Sur le risque d'intervention militaire étasunienne au Mexique

– Pablo Moctezuma Barragán –

Les menaces s'intensifient. Le 16 juillet, Donald Trump a déclaré que les États-Unis devaient intervenir au Mexique, car les cartels de la drogue exerçaient un « contrôle énorme » sur le pays, les politiciens, la population et les élus. Cette déclaration a été faite lors de la cérémonie de signature de la loi visant à mettre fin au trafic mortel de fentanyl (HALT, selon son acronyme en anglais).
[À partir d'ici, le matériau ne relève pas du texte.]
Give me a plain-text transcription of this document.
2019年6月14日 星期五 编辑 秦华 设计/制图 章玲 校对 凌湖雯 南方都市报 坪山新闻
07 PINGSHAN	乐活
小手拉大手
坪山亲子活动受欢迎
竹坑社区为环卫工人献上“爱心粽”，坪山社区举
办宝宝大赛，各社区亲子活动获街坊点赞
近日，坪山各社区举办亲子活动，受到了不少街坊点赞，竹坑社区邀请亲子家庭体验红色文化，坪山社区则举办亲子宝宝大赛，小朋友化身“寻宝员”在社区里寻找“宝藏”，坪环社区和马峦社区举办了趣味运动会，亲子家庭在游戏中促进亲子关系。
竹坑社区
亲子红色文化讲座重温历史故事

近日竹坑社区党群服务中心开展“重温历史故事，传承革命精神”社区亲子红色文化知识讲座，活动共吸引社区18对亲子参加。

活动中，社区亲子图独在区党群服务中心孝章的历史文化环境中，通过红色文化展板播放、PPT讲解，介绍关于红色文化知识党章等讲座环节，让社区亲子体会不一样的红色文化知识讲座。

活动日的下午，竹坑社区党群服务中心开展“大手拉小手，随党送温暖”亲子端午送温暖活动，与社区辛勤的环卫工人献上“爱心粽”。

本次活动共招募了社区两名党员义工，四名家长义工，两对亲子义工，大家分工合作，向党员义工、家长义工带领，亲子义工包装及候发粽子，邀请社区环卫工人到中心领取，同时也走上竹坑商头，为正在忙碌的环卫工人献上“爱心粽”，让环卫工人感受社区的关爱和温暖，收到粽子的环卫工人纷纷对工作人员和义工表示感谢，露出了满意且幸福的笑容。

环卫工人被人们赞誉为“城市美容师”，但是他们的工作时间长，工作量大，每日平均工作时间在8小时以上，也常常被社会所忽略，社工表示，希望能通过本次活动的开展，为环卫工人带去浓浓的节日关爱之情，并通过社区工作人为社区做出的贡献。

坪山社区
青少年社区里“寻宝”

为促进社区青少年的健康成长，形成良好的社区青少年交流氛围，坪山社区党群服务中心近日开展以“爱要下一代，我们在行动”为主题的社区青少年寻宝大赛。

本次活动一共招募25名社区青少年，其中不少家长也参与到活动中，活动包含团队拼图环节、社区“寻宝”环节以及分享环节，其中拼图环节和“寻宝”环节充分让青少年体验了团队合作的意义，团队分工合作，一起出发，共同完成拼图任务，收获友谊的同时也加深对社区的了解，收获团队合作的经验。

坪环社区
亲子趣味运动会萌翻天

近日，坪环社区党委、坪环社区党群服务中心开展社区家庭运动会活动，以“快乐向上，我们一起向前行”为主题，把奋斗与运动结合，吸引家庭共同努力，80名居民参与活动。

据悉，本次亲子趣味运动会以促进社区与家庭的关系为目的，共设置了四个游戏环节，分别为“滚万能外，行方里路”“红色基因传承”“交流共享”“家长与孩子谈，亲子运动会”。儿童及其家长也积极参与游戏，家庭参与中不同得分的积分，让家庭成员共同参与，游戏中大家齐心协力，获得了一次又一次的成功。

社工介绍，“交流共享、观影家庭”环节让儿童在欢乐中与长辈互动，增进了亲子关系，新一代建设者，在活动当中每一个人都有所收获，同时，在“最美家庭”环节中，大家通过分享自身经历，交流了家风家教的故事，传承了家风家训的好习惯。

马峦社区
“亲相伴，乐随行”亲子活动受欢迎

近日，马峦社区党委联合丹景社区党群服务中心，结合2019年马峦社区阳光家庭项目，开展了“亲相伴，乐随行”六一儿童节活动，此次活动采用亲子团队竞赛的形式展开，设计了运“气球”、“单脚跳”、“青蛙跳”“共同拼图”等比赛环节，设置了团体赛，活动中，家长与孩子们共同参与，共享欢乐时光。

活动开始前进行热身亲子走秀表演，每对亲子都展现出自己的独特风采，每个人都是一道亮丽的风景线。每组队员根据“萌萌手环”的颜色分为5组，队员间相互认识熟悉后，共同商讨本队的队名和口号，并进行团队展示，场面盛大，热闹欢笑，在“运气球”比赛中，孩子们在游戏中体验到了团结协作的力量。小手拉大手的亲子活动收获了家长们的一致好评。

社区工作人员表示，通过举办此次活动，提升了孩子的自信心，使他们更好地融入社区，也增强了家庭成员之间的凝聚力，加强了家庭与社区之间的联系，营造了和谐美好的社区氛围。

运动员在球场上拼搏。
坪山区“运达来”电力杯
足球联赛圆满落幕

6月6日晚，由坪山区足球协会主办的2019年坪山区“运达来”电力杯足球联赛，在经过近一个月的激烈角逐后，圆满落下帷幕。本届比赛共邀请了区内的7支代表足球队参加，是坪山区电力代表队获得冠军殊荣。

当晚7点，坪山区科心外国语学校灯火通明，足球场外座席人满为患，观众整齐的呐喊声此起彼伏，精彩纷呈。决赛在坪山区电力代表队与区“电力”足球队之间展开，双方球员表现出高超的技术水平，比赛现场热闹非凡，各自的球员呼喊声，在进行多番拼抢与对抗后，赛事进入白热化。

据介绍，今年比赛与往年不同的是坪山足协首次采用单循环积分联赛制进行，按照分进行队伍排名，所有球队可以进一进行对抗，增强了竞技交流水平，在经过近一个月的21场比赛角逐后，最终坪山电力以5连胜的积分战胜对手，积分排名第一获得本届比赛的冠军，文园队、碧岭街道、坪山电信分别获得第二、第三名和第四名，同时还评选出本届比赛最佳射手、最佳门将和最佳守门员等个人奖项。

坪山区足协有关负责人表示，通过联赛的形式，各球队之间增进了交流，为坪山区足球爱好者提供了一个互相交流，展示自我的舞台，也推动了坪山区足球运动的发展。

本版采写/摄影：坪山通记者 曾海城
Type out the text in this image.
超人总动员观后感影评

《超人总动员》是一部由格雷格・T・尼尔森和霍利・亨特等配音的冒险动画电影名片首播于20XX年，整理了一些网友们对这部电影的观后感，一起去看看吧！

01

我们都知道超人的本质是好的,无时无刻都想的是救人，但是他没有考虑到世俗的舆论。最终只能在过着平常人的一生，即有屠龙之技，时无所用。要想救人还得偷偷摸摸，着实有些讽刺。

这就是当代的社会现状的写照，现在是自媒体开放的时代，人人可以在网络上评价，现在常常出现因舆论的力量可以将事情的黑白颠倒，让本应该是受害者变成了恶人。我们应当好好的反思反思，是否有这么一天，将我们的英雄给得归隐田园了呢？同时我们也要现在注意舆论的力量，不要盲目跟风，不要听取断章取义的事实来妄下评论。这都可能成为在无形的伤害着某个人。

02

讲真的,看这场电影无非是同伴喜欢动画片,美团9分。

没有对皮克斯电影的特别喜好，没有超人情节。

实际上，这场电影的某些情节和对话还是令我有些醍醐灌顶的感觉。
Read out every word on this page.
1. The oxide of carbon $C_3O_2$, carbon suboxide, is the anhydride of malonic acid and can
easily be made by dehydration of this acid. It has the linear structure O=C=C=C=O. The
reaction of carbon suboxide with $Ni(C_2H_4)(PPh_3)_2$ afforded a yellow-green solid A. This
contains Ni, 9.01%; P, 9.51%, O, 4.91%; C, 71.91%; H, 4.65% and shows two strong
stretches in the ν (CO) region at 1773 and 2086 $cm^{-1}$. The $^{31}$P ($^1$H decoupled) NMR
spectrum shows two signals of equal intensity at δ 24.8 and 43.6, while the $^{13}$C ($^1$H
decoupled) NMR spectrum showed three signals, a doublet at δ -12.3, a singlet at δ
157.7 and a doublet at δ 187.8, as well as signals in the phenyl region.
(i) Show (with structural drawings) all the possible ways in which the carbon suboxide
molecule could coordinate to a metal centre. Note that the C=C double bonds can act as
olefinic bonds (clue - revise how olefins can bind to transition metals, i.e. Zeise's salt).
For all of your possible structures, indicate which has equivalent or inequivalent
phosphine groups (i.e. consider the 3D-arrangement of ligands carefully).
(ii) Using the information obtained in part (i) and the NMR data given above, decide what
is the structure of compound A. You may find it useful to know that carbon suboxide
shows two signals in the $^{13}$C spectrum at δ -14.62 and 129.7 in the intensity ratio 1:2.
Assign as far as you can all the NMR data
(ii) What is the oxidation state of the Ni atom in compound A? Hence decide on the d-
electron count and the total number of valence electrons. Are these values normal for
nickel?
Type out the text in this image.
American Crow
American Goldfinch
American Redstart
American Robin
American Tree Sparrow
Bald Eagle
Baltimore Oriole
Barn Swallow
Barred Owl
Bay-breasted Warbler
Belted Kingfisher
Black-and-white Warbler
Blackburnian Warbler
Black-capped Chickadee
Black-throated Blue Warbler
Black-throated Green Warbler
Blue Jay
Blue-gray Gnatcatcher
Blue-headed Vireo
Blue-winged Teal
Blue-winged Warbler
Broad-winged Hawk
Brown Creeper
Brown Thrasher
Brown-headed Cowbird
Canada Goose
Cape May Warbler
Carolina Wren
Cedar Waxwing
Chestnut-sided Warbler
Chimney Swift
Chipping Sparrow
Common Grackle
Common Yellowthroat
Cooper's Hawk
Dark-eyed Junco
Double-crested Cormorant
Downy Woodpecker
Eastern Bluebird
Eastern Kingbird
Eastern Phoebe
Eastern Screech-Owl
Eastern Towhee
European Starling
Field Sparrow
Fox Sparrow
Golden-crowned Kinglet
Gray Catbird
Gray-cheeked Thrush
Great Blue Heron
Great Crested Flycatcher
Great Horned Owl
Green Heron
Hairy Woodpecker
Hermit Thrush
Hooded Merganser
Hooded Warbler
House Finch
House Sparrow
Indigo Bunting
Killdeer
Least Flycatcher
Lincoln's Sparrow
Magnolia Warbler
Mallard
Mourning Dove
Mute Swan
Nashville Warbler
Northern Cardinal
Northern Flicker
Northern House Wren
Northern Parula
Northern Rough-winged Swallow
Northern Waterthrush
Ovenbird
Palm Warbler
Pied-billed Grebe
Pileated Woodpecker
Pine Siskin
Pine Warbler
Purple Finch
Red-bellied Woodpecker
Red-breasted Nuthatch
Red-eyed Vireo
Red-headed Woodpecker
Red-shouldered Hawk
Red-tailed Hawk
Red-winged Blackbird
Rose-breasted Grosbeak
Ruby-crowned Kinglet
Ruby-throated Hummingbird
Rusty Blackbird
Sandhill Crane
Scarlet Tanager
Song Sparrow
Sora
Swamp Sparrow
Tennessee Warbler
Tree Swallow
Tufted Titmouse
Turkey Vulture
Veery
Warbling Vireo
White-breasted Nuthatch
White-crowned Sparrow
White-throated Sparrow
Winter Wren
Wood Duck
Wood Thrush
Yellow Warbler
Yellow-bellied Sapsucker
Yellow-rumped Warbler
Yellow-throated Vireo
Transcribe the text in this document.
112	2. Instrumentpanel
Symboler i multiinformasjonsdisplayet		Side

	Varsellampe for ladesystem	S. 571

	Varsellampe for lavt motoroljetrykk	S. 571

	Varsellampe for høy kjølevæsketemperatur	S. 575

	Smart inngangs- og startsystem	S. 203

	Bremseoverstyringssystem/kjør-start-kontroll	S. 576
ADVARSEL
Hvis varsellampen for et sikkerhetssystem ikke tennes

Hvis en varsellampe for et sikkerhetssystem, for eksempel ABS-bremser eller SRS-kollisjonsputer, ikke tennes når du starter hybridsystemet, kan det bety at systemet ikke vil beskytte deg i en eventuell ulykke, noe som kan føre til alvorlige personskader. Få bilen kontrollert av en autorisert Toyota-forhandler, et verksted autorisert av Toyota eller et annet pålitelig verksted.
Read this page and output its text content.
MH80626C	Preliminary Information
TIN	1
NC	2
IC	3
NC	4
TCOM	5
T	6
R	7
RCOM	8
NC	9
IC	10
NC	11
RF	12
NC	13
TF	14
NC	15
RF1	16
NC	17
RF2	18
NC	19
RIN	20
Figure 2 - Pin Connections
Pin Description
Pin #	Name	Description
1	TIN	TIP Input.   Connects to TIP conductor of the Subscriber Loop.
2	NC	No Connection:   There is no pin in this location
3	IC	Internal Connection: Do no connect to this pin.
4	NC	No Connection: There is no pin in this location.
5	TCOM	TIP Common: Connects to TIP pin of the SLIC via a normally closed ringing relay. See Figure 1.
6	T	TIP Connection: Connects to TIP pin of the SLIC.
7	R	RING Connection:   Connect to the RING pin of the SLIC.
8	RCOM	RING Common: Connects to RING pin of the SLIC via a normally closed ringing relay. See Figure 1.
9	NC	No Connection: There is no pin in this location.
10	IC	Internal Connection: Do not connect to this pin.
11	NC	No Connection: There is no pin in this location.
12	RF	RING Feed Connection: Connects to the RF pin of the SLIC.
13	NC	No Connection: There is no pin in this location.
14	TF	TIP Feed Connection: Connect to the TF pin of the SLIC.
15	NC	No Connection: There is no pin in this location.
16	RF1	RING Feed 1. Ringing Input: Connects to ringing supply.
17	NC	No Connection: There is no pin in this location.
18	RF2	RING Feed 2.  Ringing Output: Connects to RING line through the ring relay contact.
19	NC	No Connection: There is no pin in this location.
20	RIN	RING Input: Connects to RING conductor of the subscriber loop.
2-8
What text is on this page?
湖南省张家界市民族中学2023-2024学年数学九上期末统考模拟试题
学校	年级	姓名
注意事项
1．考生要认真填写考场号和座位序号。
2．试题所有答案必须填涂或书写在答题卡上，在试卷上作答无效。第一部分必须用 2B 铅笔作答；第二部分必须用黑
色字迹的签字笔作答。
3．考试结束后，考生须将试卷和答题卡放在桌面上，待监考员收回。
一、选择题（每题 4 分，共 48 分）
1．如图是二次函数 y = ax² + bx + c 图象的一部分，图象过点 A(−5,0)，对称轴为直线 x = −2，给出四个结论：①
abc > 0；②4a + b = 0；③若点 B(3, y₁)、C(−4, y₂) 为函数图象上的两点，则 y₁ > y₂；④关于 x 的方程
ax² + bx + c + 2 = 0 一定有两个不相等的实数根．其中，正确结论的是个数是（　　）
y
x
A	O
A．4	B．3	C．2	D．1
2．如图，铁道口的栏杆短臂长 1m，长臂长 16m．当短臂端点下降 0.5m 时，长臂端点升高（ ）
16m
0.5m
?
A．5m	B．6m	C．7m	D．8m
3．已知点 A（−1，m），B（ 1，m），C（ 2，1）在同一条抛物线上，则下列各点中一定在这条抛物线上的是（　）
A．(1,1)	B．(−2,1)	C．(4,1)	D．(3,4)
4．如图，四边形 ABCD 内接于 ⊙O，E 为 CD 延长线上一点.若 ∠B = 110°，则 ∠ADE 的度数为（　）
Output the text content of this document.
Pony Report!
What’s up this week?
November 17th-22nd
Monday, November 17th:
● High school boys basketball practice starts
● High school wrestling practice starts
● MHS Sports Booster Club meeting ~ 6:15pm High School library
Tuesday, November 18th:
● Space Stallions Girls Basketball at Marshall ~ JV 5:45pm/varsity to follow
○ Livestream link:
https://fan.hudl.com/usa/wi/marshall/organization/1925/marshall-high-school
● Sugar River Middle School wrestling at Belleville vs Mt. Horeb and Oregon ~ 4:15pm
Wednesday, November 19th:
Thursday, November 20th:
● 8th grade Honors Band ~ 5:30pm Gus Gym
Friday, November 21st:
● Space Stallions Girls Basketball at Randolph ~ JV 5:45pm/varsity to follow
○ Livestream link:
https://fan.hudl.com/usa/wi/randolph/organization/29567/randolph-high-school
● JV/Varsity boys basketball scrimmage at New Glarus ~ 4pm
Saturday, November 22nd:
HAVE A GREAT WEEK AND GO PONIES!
À la Maison Blanche, Trump a déclaré qu'il essayait d'être aimable, mais que la réalité était que « les cartels exerçaient un contrôle très fort sur le Mexique » et que « nous ne pouvons pas le permettre ». Avant le 4 juillet, l'ambassadeur des États-Unis au Mexique avait déclaré : « Nous sommes pleinement engagés à démanteler les organisations criminelles transnationales et les réseaux de trafic de drogue. » Dans le même temps, Pam Bondi, procureure générale des États-Unis, a inscrit le Mexique sur la liste des ennemis des États-Unis, aux côtés de l'Iran, de la Chine et de la Russie. De son côté, Eric Trump a déclaré à Fox News : « Si le Mexique, disons, tire des missiles sur les États-Unis, il serait décapité en quatre secondes environ. »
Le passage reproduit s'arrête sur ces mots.